I'm a big fan of Seth Andrews. His videos and his weekly podcast are outstanding. I've listened to his show since day one. He has made a huge impact on the atheist movement and has become a major voice ever since getting involved a relatively short time ago.
He knows exactly what to say, having been a fundamental christian most of his life. I've never had that type of strained conversation with my parents, but believe me, they know how I feel about religion. We don't discuss religion as a topic, but I refuse to keep my mouth shut when criticism of religion seems necessary in relation to other conversations.
"You think you're happy, but you're not happy." Oh so familiar. The parent who insists that her second hand "mind reading" judgment is more valid than your own experience. I was lucky my parents were ever so much better.
I've been there with other issues, with a parent who was certain she knew me better than I knew myself. She actually said (though not in these exact words) that being alive longer than me made her experience a superset of mine.
Fortunately not with religion: my parents let me reach my own conclusions. I found out as an adult that they were both what I'd call religious humanists, seeing God as a human creation, as well as seeing value in (some) tradition and ritual and even God language.
Patricia has been trying to make this comment all day ... so I'm posting it on her behalf:
The other way here. My daughter is the one who became brainwashed when she got married, but we accepted it because we felt it was none of our business about what she was led to believe. She was never a questioner to begin with so we actually weren't too surprised as to what she'd buy into. The subject stays closed & we get along fine as long as it stays that way. I absolutely will not get into this argument as I have better things to do with my time. We aren't close, but that's ok too, she made her choices.

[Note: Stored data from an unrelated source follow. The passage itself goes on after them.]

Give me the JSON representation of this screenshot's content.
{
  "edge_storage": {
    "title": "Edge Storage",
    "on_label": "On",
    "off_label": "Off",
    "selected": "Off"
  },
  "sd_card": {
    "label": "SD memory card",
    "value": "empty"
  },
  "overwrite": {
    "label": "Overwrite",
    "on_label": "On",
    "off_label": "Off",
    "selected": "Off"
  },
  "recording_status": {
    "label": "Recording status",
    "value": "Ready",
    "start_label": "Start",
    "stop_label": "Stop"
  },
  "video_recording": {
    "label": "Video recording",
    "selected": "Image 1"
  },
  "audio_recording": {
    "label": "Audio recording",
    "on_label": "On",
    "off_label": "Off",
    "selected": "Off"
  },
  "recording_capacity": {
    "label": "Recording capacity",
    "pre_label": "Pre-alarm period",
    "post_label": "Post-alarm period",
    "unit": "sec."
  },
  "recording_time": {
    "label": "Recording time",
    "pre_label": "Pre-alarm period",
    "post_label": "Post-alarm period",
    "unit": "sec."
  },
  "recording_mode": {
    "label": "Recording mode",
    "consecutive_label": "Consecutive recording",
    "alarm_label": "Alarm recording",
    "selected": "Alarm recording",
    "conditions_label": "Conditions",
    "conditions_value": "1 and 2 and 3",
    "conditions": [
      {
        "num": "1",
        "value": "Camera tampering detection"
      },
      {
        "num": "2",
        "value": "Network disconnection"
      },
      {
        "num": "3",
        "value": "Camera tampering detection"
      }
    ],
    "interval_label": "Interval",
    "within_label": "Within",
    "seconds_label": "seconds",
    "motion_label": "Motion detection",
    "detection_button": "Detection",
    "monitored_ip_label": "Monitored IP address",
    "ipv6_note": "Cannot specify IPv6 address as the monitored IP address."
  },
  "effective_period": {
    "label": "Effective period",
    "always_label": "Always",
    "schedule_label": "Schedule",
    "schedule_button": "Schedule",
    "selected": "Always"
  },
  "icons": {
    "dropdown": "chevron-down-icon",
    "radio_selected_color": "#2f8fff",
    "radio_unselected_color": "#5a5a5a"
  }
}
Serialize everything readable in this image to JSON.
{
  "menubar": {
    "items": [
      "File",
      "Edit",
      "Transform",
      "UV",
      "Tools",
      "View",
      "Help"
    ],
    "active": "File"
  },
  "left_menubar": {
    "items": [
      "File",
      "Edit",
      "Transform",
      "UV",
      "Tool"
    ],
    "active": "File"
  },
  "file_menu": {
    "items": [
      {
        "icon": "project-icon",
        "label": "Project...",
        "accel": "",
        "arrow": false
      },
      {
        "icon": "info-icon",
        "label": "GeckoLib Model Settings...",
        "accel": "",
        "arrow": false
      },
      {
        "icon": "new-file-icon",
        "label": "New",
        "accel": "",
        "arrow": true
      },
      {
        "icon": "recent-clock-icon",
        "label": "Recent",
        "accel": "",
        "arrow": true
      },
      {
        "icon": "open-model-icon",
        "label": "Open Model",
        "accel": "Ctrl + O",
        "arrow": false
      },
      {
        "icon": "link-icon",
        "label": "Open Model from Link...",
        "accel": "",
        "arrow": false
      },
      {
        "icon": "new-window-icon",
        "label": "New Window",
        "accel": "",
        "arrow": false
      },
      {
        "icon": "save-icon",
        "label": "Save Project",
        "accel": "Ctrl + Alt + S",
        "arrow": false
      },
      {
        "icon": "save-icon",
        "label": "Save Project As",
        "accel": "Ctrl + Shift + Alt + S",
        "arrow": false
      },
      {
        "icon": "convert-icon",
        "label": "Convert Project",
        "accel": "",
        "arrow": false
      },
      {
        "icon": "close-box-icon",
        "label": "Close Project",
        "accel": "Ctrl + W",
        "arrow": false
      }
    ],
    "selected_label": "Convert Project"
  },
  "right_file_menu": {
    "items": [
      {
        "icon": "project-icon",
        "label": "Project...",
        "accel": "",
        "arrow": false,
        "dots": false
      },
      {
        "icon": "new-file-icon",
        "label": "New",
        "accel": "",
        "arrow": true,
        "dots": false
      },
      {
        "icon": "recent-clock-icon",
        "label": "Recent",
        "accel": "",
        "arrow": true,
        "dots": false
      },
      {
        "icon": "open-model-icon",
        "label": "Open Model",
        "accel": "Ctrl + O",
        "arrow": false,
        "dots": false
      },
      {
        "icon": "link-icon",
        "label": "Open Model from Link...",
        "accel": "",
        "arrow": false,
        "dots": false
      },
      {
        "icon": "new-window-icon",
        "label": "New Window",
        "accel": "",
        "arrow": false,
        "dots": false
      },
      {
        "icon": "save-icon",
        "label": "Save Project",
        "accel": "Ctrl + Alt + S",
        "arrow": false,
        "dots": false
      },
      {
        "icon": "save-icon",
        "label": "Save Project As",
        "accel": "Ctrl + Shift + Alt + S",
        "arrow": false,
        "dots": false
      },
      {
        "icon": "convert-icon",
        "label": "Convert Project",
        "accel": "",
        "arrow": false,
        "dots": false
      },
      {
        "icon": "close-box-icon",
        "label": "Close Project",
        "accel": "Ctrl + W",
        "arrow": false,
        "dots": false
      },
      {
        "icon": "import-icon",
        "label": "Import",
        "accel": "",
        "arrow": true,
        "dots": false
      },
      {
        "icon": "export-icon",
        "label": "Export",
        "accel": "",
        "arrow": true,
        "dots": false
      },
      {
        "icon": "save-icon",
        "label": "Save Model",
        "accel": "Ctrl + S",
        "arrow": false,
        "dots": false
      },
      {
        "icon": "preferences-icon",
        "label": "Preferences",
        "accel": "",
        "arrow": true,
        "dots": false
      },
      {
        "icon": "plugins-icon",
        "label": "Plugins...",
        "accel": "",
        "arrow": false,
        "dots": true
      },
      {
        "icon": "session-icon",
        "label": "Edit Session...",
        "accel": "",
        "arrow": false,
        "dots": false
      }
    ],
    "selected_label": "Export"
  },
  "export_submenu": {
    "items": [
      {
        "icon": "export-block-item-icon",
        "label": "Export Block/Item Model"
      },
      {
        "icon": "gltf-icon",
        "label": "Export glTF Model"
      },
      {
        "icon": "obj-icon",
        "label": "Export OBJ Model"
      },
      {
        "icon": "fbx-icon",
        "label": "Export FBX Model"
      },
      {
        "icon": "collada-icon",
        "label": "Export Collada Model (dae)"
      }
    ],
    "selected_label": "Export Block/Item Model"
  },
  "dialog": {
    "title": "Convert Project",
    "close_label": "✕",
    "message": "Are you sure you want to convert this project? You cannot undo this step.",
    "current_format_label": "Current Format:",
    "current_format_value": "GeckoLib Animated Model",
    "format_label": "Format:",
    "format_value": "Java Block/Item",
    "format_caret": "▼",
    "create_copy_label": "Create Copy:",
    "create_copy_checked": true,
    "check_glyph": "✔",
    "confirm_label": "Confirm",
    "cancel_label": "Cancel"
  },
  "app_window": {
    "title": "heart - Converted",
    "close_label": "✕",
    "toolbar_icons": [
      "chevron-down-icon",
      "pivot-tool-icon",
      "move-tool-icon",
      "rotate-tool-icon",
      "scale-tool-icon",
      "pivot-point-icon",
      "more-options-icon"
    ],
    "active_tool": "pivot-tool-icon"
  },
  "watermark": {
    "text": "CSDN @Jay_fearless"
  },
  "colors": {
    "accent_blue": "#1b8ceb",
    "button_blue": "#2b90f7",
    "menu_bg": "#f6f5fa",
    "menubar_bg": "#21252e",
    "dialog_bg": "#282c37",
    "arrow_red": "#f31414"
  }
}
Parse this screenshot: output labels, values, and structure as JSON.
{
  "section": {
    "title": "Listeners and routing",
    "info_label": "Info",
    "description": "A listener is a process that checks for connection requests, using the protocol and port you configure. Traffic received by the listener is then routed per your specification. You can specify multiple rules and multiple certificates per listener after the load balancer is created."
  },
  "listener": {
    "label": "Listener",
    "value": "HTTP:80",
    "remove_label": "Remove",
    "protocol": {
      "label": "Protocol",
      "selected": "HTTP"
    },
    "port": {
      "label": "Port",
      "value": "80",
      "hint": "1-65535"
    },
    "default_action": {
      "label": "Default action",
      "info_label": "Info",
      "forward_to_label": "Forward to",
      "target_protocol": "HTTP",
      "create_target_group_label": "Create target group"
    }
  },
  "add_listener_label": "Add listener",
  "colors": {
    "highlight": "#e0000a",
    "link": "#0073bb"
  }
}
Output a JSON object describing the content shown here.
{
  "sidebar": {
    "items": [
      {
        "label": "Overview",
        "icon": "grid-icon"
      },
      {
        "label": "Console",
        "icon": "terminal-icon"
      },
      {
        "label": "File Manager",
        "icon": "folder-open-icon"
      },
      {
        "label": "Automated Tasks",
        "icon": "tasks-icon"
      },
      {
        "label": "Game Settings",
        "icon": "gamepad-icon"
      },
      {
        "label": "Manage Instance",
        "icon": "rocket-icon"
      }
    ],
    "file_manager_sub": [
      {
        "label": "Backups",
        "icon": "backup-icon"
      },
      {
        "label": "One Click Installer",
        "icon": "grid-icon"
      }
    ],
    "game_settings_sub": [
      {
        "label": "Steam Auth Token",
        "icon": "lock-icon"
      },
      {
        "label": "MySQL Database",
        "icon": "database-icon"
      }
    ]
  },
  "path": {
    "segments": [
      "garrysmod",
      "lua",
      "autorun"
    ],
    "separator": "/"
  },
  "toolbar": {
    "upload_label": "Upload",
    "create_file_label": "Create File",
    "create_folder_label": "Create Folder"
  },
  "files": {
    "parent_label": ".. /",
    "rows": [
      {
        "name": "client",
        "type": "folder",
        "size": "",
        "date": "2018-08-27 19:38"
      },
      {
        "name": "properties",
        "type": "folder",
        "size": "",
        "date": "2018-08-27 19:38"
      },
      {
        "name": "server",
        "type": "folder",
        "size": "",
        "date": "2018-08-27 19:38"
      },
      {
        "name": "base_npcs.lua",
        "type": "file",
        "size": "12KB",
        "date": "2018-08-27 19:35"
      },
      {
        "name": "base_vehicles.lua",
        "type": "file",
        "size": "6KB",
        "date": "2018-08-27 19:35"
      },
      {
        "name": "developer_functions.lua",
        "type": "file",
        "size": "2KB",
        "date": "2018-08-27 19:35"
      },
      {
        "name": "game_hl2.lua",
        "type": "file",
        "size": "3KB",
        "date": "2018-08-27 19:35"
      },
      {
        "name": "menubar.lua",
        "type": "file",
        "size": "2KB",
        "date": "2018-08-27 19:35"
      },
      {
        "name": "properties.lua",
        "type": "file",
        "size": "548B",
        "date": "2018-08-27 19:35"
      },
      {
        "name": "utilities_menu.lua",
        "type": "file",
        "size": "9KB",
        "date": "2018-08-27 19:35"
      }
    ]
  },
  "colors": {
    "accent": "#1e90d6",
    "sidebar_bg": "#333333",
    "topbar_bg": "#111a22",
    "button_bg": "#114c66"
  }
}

I really admire both the script (the tenacious emotional manipulation that can come from the "no good without god" virus) and its presentation! It's a model of putting together a compelling, sophisticated video based largely on stills and text.
Thanks for introducing me to Seth Andrews!
I didn't realize till later that the conversation was a script, not a real phone call. I think it has a tendency to be didactic and to present the religious person as totally oppressive and abusive and not fully human, probably because it was generated from the viewpoint of only one side.
It would be more meaningful if it were an actual (perhaps edited) conversation, but then, both sides would have to agree to making the conversation public, otherwise it would be a violation of privacy.
Stipulated that this was acted and not real life ... and yet if you have a look at the comments on YouTube, the number of people saying they had had similar conversations with their parents is remarkable.
Seth managed to come up with something here which clearly struck a chord with a number of people. Acted or not, his video is on point.
I also have heard lots of similar things said. However that doesn't mean the conversation itself is realistic, only that lots of attitudes are included that people have heard before. I don't think it is that realistic, especially as he got to the part where he's saying "I am an atheist", it's very inside his head, and I felt listening to it, that he was getting into didactic mode - trying to teach other atheists. And where's the mother's emotional being? A real mother would be having her own feelings as the son gets angry - getting angry herself, perhaps telling him how heartbroken she is, perhaps manipulatively.
What it seems to be, is a condensation of many different things he's heard from his mother at different times, together with his responses - not necessarily the responses he made at the time, but responses he thought up later.
Maybe that does work in its own way - if it does good things for you, fine - but as a short movie script, it doesn't feel realistic.